Buller kicked a heel into his horse.

"G'long! I'm off down the valley road. I bet 'tis her. I'll have her yet, the d—the poor dear!"

The instant he was gone, Martha dragged Sam into the house.

"Quick! Dress you! An' go down get the auta. I have the girl hid in the entry closet. I'm goin' to take her out o' harm's way, which is that brute beast's."

"But, Martha——" remonstrated Sam.

"Sam Slawson, do as I tell you! Or you'll have to shove us into Burbank in your present gob, which, believe me, it ain't bewitchin'. You can take it from me, lad, I'm goin' to catch that north-bound express that leaves Burbank at one o'clock this night, which, if we don't make it, there ain't another till to-morra mornin'. So we got to make it, or I'll know the reason why!"
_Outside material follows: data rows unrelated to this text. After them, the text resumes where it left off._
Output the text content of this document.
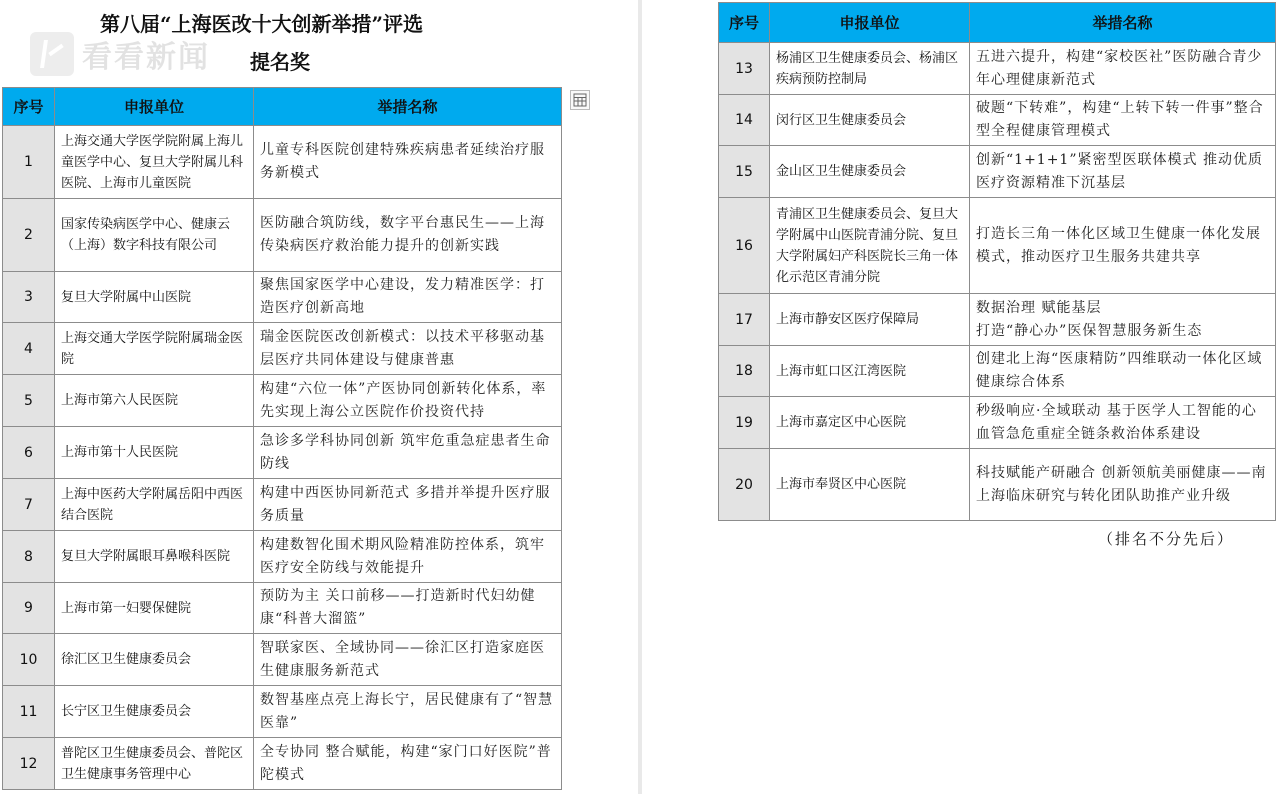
看看新闻
第八届“上海医改十大创新举措”评选
提名奖
序号	申报单位	举措名称
1	上海交通大学医学院附属上海儿童医学中心、复旦大学附属儿科医院、上海市儿童医院	儿童专科医院创建特殊疾病患者延续治疗服务新模式
2	国家传染病医学中心、健康云（上海）数字科技有限公司	医防融合筑防线，数字平台惠民生——上海传染病医疗救治能力提升的创新实践
3	复旦大学附属中山医院	聚焦国家医学中心建设，发力精准医学：打造医疗创新高地
4	上海交通大学医学院附属瑞金医院	瑞金医院医改创新模式：以技术平移驱动基层医疗共同体建设与健康普惠
5	上海市第六人民医院	构建“六位一体”产医协同创新转化体系，率先实现上海公立医院作价投资代持
6	上海市第十人民医院	急诊多学科协同创新 筑牢危重急症患者生命防线
7	上海中医药大学附属岳阳中西医结合医院	构建中西医协同新范式 多措并举提升医疗服务质量
8	复旦大学附属眼耳鼻喉科医院	构建数智化围术期风险精准防控体系，筑牢医疗安全防线与效能提升
9	上海市第一妇婴保健院	预防为主 关口前移——打造新时代妇幼健康“科普大溜篮”
10	徐汇区卫生健康委员会	智联家医、全域协同——徐汇区打造家庭医生健康服务新范式
11	长宁区卫生健康委员会	数智基座点亮上海长宁，居民健康有了“智慧医靠”
12	普陀区卫生健康委员会、普陀区卫生健康事务管理中心	全专协同 整合赋能，构建“家门口好医院”普陀模式
序号	申报单位	举措名称
13	杨浦区卫生健康委员会、杨浦区疾病预防控制局	五进六提升，构建“家校医社”医防融合青少年心理健康新范式
14	闵行区卫生健康委员会	破题“下转难”，构建“上转下转一件事”整合型全程健康管理模式
15	金山区卫生健康委员会	创新“1+1+1”紧密型医联体模式 推动优质医疗资源精准下沉基层
16	青浦区卫生健康委员会、复旦大学附属中山医院青浦分院、复旦大学附属妇产科医院长三角一体化示范区青浦分院	打造长三角一体化区域卫生健康一体化发展模式，推动医疗卫生服务共建共享
17	上海市静安区医疗保障局	数据治理 赋能基层
打造“静心办”医保智慧服务新生态
18	上海市虹口区江湾医院	创建北上海“医康精防”四维联动一体化区域健康综合体系
19	上海市嘉定区中心医院	秒级响应·全域联动 基于医学人工智能的心血管急危重症全链条救治体系建设
20	上海市奉贤区中心医院	科技赋能产研融合 创新领航美丽健康——南上海临床研究与转化团队助推产业升级
（排名不分先后）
Impelled by a motive power so irresistible, Sam dressed and went about his business without venturing another word.

Martha clothed herself in the brief intervals when she was not attending Ellen Hinckley, giving her bread to eat, milk to sip, enveloping her in garments gathered from everywhere, anywhere, a conglomerate assortment that would have been grotesque if it had not been touching.

"No one'll mind your looks," Martha reassured her. "Just you sit tight, an' keep your own counsel, an' not a dog'll bark after you. Ma's veil tied down over Cora's hat is quite stylish, an', be this an' be that, you've got as good a motorin' costume as any. They all look like Sam Hill. So now, I guess, we might be movin'!"

"It's a crazy scheme," Sam whispered in his wife's ear, as she bent to him to deliver last instructions, while he was cranking up. "Suppose a tire bursts?"